James Withers, chief executive of industry body Scotland Food and Drink, said: “The Royal Highland Show has always been known as a day when Scotland’s farmers come to town.

“But it is becoming a real show for foodies as well.”

Around 160,000 people are expected to come through the gates at Ingliston between 21 and 24 June, and 120,000 of them are expected to visit the food hall.

As well as local producers of cheese, biscuits, seafood and meats from different parts of Scotland, this year’s show will also feature presentations from local authorities keen to showcase the food produced in their local area. A special focus will be on products from Dumfries and Galloway, while Midlothian and East Lothian are showcasing local products for the first time.

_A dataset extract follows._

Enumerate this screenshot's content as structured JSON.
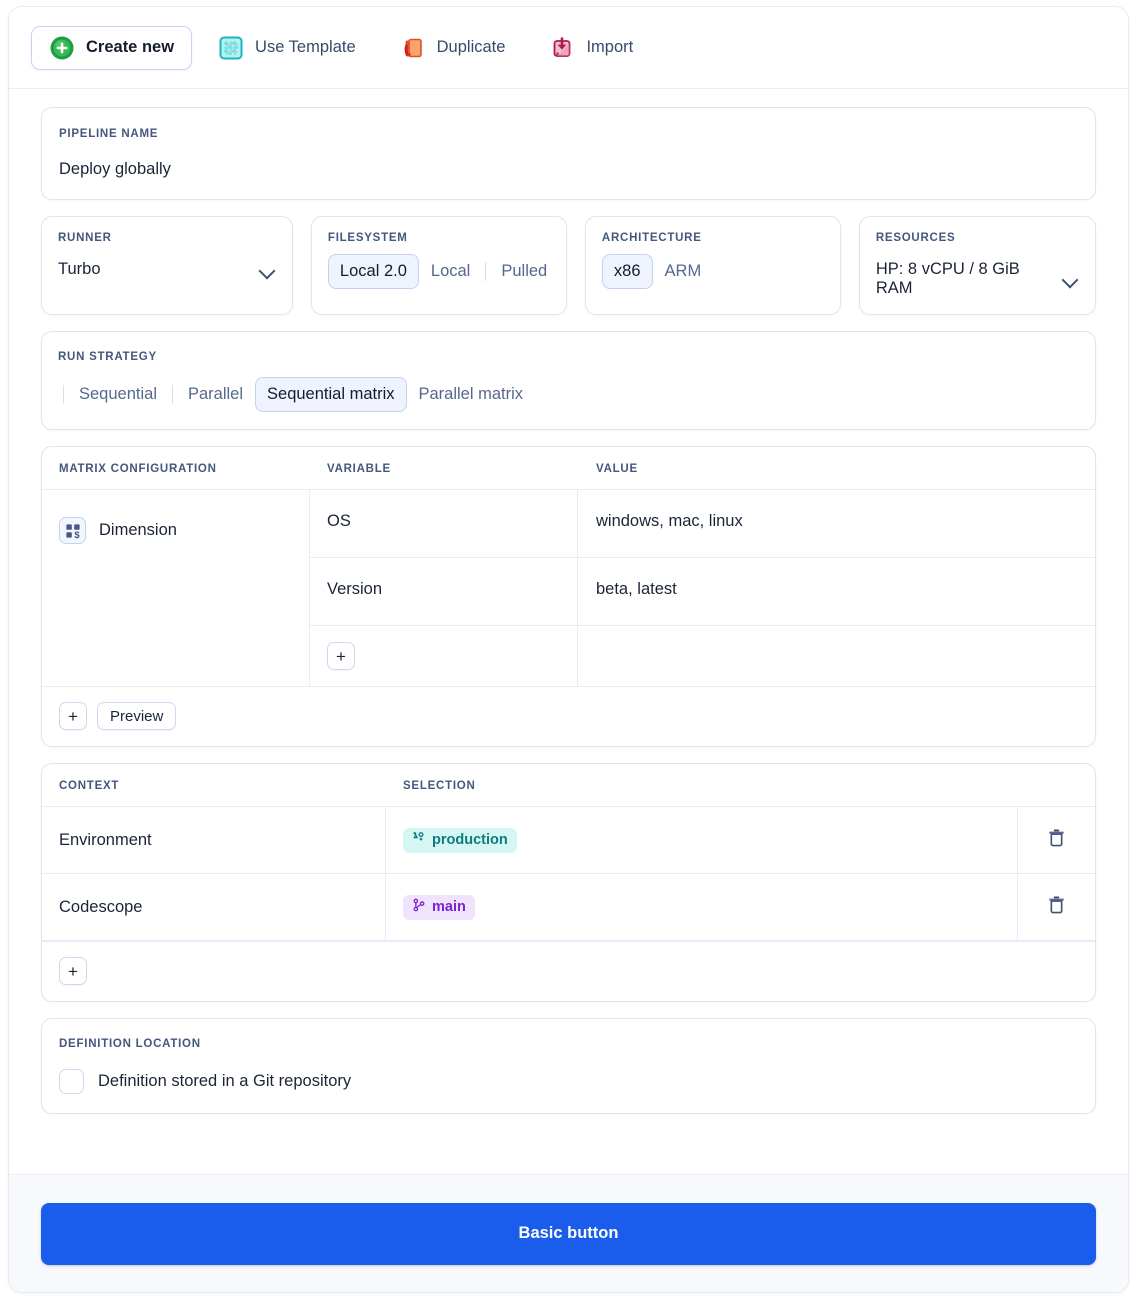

Show manager David Dunsmuir said: “This is an excellent way of introducing smaller, local producers to our extensive audience.

“It is encouraging that more councils are promoting local food and drink in this way and we are sure the show will provide the ideal platform.

“Food and drink production is an important economic driver and it is encouraging that we have more regional stands this year. As an event highlighting the whole chain from farm production to retail counter, we want to put across a strong message about our great Scottish produce.

“That, coupled with some hand-picked exhibitors from other areas, makes the Food Hall and the Cookery Theatre a priority on any show visitor’s itinerary.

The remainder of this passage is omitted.